La dernière fois qu’une supernova a pu être observée à l’œil nu au sein de notre galaxie remonte à 1604. C’était avant la naissance d’Isaac Newton, en Angleterre, avant même l’invention du télescope par Galilée à l’Université de Padoue, en Italie.

Pourtant, les dernières supernovas galactiques ont littéralement changé le cours de l’histoire occidentale et furent des facteurs majeurs menant à l’éclosion de la première révolution scientifique.

Cette intense lumière nocturne servira peut-être d’inspiration à une nouvelle génération de scientifiques.

En 1572, le scientifique danois Tycho Brahe remarque un nouveau point lumineux dans la constellation de Cassiopée. Quelle est donc la source de cette lumière soudaine ? Est-ce une comète ou un astre rapproché ? Non, expliqua Brahe. Les comètes et les planètes se meuvent de nuit en nuit par rapport aux étoiles. À l’aide d’observations précises, Brahe démontra que l’objet lumineux en question demeurait fixe au sein de sa constellation. La nouvelle source lumineuse appartenait alors à « la sphère des étoiles », et était donc située bien au-delà de Saturne. Impressionné par ce travail, le roi Frédéric II du Danemark ordonna la construction d’un observatoire et d’un centre de recherche sur l’île de Ven, à l’ouest de la mer Baltique, où Brahe fut nommé seigneur féodal.

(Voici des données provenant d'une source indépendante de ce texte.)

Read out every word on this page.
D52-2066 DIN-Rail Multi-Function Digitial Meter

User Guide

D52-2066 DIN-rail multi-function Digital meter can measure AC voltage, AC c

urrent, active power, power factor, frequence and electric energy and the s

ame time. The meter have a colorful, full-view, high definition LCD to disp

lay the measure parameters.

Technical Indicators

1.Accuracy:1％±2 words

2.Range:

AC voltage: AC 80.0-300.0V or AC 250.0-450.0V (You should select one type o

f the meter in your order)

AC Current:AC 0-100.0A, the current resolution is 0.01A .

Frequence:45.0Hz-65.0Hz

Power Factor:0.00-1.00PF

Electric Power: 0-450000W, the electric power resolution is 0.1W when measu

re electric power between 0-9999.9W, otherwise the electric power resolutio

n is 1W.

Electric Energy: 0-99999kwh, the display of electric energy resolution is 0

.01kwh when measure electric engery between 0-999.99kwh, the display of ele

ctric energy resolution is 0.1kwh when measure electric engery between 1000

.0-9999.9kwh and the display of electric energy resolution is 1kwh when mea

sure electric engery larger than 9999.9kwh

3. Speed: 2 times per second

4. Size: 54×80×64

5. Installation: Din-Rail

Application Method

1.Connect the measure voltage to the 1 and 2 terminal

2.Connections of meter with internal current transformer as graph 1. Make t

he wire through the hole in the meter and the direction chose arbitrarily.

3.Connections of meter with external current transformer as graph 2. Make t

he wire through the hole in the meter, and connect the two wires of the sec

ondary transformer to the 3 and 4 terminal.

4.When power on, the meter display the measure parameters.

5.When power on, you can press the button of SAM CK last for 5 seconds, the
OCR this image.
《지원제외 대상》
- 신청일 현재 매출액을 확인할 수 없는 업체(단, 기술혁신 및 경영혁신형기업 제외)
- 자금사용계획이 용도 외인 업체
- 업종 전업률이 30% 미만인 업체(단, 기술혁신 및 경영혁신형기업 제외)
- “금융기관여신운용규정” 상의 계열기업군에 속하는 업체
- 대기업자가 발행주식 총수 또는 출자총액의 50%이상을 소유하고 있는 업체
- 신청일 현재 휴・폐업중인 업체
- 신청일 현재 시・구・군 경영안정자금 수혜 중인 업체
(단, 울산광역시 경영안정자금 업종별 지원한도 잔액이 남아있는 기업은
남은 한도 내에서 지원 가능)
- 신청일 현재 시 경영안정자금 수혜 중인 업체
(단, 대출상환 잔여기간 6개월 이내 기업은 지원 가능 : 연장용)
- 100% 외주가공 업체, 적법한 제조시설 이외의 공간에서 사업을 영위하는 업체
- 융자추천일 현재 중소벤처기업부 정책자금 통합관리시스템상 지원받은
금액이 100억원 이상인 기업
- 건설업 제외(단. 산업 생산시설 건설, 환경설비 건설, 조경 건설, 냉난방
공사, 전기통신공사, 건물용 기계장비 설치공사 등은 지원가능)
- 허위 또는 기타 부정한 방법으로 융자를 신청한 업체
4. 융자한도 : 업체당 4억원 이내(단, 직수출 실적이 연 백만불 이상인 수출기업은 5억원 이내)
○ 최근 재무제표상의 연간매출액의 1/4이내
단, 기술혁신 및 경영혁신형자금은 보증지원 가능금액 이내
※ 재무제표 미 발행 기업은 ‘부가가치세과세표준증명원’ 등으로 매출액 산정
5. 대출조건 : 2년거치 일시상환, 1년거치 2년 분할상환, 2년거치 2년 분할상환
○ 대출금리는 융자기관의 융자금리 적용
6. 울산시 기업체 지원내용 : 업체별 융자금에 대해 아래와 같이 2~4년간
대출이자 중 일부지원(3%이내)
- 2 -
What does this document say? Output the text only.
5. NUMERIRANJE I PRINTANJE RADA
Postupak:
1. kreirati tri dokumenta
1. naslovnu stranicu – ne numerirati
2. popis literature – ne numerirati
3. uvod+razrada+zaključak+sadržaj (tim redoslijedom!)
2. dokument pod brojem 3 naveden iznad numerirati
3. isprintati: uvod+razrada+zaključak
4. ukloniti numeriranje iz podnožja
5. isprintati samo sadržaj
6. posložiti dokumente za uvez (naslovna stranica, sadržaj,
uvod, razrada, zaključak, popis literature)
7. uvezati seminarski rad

Disposant des services des habitants de l’île et du soutien financier du roi, Brahe passa les deux décennies suivantes à étudier le ciel et à mesurer avec précision la position des astres.

Au début du XVIIe siècle, les travaux de Brahe, mis entre les mains d’un mathématicien allemand prodigieux nommé Johannes Kepler, allaient permettre l’élaboration des toutes premières lois sur le mouvement des planètes autour du Soleil — les lois de Kepler. À leur tour, les lois de Kepler furent essentielles à la conception de la mécanique newtonienne à la fin de ce même siècle. C’est ainsi que, depuis l’Antiquité, les humains se servent du mouvement des astres pour mieux comprendre notre monde.

« Le battement des ailes d’un papillon au Brésil catalyse la formation d’un ouragan au Texas » est bien évidemment une figure de style. Néanmoins, considérez ceci : la lumière émanant de la supernova de 1572 a voyagé pendant près de 16 000 ans avant d’arriver jusqu’à notre planète. L’explosion de l’étoile avait donc eu lieu alors que la Terre était toujours en période glacière, et bien avant que l’être humain primitif se soit doté des moyens pour mesurer et documenter l’événement. Si la lumière de l’explosion de Bételgeuse nous parvient au cours des prochaines années, personne ne peut prédire les effets qu’elle aura sur notre imaginaire collectif. Cette intense lumière nocturne, aussi étrange nous paraîtra-t-elle pendant les mois qu’elle brillera sur nous, servira peut-être d’inspiration à une nouvelle génération de scientifiques dont les travaux amélioreront la qualité de vie des habitants de la Terre.

On peut rêver, n’est-ce pas ? Car oui, les étoiles ont encore cet effet sur nous.